Hampir semua kementerian dan lembaga negara terkena pemotongan anggaran. Ada yang dipangkas sampai 30 persen seperti dialami Kementerian Lingkungan Hidup dan Kementerian Sosial. Anggaran Kementerian Pekerjaan Umum, yang memiliki proyek infrastruktur, pun dipangkas 27 persen. Hanya lembaga seperti Komisi Pemilihan Umum dan Badan Pengawas Pemilu yang luput dari penghematan anggaran.
Langkah itu sulit dihindari lantaran anggaran kita sudah "lebih besar pasak daripada tiang". Pendapatan diproyeksikan mencapai Rp 1.597 triliun, tapi pengeluaran jauh melampaui angka ini. Agar defisit tak melebihi 2,5 persen dari produk domestik bruto, penghematan mesti dilakukan. Apalagi pemerintah tak mungkin mengurangi subsidi BBM?salah satu penyebab membengkaknya pengeluaran--dalam waktu singkat.
Nilai tukar rupiah yang melemah menyebabkan meningkatnya nilai subsidi BBM. Dalam Anggaran Pendapatan dan Belanja Negara diasumsikan nilai tukar rupiah sebesar 10.500 per dolar Amerika Serikat. Asumsi yang meleset ini kemudian diubah menjadi 11.700 per dolar Amerika pada APBN Perubahan. Karena kebutuhan BBM dipenuhi dengan mengimpor, subsidi BBM yang direncanakan sekitar Rp 210 triliun jelas membengkak.

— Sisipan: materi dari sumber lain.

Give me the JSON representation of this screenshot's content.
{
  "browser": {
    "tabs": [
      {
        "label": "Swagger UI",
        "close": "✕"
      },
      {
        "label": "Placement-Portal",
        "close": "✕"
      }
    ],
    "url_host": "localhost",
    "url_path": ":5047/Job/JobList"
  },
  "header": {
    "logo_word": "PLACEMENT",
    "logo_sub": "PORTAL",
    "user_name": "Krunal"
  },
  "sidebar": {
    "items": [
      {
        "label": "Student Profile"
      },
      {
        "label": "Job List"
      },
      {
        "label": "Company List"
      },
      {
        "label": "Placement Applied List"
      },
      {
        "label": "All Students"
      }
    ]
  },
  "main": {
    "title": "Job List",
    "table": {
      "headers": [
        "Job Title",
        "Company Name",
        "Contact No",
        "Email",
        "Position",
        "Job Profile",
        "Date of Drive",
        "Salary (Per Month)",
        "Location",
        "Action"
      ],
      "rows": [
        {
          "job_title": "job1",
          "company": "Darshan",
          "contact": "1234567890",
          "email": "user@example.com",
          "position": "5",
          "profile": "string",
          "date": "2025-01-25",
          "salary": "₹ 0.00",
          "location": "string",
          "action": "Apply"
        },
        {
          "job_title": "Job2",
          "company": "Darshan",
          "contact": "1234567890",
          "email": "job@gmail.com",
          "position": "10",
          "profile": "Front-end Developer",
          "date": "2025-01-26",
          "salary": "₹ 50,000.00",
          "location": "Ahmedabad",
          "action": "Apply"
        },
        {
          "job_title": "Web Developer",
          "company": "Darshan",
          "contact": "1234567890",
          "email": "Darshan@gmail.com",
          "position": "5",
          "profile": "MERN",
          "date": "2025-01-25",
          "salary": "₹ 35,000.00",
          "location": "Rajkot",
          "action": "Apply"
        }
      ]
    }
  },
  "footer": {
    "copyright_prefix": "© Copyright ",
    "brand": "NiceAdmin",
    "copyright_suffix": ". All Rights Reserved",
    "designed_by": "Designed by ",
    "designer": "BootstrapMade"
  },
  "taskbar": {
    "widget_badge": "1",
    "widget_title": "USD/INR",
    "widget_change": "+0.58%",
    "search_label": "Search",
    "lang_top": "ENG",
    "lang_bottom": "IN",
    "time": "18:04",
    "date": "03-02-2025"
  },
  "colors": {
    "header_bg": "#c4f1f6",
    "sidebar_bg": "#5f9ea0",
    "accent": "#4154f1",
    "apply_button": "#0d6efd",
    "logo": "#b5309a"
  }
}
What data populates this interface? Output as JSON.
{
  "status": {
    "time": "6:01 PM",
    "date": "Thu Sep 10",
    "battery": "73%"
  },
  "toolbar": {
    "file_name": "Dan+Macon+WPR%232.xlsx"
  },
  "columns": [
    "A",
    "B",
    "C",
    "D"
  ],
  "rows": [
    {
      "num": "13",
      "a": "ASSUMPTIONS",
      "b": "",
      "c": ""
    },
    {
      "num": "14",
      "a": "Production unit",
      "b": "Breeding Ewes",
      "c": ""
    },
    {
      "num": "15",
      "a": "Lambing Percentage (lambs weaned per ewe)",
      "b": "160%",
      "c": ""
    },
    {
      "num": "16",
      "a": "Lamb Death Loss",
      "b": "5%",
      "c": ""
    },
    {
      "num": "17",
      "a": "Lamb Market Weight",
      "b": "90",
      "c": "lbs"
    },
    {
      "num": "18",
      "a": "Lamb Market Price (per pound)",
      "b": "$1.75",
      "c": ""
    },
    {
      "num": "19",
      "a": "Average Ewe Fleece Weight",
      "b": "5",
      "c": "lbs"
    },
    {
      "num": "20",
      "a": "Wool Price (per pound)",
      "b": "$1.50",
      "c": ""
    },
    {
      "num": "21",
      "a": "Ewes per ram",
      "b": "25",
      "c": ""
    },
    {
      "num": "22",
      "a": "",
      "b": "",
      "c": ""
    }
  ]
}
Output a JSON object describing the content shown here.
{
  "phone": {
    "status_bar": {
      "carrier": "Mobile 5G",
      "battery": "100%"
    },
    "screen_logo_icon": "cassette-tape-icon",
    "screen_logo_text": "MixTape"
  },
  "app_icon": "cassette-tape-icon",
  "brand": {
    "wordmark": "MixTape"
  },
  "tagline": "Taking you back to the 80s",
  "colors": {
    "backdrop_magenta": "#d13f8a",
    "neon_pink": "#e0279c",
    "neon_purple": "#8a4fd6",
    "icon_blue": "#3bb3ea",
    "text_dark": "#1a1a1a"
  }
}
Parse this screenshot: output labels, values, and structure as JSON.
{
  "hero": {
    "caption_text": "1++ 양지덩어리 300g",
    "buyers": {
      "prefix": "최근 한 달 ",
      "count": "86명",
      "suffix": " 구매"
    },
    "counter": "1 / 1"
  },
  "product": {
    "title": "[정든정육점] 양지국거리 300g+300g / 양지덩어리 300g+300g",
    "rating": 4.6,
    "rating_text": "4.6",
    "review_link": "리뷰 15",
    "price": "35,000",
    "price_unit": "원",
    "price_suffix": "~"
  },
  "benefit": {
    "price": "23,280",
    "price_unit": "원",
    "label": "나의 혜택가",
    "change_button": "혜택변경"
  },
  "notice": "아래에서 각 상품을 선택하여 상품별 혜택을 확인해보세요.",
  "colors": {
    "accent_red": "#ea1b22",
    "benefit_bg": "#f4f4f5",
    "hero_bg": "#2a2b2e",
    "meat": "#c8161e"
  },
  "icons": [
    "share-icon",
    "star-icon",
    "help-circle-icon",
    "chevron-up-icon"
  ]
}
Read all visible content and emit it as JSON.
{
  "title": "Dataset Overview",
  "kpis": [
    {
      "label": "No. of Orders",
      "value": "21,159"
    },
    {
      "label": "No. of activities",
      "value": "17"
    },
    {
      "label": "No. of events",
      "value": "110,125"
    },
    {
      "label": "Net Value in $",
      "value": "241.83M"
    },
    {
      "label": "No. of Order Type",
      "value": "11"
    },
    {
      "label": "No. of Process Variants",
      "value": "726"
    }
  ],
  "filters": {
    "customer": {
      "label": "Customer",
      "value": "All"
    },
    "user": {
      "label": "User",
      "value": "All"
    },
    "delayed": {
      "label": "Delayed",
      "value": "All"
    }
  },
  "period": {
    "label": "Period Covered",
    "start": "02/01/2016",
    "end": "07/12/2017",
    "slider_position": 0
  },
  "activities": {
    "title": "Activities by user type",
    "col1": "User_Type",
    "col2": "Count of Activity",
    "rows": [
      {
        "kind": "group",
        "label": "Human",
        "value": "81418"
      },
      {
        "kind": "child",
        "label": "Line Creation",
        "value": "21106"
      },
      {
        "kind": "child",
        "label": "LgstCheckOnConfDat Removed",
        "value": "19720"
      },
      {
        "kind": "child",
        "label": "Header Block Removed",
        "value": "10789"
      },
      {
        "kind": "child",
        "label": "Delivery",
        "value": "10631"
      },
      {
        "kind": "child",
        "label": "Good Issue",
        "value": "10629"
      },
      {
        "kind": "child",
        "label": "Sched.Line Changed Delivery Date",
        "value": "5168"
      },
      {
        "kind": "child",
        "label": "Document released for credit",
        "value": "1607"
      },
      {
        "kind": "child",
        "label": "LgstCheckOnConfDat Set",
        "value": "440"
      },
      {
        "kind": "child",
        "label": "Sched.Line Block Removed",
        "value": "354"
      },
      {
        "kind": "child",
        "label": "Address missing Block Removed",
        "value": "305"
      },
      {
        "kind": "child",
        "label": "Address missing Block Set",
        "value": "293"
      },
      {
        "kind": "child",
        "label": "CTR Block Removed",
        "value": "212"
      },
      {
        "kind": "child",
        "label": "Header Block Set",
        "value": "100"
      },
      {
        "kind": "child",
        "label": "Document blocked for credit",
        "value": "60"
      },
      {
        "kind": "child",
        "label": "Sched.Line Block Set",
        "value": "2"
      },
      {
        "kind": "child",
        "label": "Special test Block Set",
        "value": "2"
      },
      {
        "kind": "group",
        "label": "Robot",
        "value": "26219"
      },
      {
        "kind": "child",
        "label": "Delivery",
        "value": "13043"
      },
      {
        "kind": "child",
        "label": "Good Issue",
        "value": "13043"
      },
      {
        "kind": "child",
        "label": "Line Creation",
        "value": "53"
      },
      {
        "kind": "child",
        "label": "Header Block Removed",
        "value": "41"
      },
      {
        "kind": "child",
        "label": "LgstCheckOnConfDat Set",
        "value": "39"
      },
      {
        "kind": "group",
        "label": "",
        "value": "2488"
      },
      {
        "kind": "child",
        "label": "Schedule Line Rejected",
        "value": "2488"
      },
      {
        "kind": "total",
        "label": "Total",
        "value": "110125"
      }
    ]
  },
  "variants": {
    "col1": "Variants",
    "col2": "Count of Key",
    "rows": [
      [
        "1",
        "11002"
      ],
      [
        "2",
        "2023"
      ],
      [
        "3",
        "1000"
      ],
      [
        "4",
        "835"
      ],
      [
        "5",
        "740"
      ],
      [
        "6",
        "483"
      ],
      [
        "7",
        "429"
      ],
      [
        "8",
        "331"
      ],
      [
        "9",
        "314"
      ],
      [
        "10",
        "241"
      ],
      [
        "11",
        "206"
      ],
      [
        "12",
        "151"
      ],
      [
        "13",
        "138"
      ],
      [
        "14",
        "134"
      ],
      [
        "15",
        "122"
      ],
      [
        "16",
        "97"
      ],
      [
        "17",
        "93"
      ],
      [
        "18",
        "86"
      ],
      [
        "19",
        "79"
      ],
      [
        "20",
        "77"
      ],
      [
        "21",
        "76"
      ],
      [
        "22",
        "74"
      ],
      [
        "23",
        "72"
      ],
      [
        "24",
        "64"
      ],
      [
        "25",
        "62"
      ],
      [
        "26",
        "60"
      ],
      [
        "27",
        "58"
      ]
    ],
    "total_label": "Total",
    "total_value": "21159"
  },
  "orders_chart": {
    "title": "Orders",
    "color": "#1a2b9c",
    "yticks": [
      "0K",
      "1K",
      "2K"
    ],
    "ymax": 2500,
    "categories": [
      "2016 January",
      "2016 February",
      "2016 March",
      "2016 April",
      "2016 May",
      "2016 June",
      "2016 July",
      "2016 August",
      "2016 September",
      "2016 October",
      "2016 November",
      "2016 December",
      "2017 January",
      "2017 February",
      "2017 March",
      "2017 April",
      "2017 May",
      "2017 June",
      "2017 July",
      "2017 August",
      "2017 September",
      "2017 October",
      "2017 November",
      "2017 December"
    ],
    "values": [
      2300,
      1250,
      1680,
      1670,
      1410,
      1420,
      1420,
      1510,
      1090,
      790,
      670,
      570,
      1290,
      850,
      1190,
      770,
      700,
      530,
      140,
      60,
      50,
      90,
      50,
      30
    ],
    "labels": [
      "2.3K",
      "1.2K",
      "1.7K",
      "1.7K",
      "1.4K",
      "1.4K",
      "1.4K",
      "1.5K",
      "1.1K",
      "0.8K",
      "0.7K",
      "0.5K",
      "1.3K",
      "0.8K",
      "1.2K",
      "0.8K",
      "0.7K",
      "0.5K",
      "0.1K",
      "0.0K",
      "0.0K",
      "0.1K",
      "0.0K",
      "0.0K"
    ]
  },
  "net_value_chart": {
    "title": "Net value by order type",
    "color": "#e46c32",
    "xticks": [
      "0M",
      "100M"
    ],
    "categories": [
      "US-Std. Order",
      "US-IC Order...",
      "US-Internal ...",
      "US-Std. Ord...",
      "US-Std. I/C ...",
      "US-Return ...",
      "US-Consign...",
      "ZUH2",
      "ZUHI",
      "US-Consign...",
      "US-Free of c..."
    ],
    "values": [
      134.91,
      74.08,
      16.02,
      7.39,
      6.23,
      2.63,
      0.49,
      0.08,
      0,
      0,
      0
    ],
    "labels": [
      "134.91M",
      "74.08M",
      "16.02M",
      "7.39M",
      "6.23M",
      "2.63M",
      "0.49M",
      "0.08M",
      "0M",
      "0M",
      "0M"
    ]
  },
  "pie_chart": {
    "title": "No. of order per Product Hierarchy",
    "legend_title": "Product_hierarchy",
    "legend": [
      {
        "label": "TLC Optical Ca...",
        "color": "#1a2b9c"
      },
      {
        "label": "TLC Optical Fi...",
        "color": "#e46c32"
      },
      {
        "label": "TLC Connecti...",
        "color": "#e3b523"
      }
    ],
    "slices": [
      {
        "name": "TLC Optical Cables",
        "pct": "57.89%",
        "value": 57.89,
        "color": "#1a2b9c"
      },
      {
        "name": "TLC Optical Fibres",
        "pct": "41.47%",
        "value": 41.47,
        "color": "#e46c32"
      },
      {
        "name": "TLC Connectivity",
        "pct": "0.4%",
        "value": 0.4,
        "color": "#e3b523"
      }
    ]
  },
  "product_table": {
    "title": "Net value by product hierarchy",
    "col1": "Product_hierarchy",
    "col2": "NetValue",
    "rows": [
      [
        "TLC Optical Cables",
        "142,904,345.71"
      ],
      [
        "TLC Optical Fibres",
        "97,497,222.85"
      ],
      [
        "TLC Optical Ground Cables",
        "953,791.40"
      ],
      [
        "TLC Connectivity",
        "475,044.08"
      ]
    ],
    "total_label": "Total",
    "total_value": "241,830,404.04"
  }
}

Sikap pemerintah yang tak berani mengurangi subsidi BBM harus dibayar mahal. Upaya menghemat bahan bakar minyak dengan cara memperbanyak pemakaian bahan bakar gas pun tidak dilakukan serius. Sementara itu, lifting minyak tak mencapai target. Penerimaan pajak pun tak maksimal karena pertumbuhan ekonomi menurun.
Semua itu diperburuk oleh kegagalan pemerintah mereformasi birokrasi. Menaikkan standar gaji pegawai dan memperbesar tunjangan merupakan langkah bagus. Tapi program itu semestinya diikuti perampingan birokrasi. Pemerintah sudah lama mengidentifikasi bahwa beberapa kementerian terlalu gendut dan tak efisien, namun sampai sekarang tak ada tindakan apa pun.
Birokrasi yang terlalu gemuk itu menghabiskan banyak anggaran negara. Biaya gaji pegawai pusat saja mencapai Rp 263 triliun. Ini belum termasuk Rp 563 triliun dana transfer ke daerah, yang sebagian besar juga digunakan untuk gaji pegawai daerah. Bandingkan dengan anggaran infrastruktur kita yang hanya Rp 206 triliun.
Sulit berharap Presiden Yudhoyono memperbaiki karut-marut anggaran itu di ujung masa jabatannya. Harapan hanya bisa ditumpukan pada pemerintah hasil Pemilu 2014. Pemerintah mendatang sebaiknya membuat anggaran yang lebih realistis. Memimpikan penerimaan yang besar boleh saja, tapi jangan lupa mengontrol subsidi dan pengeluaran.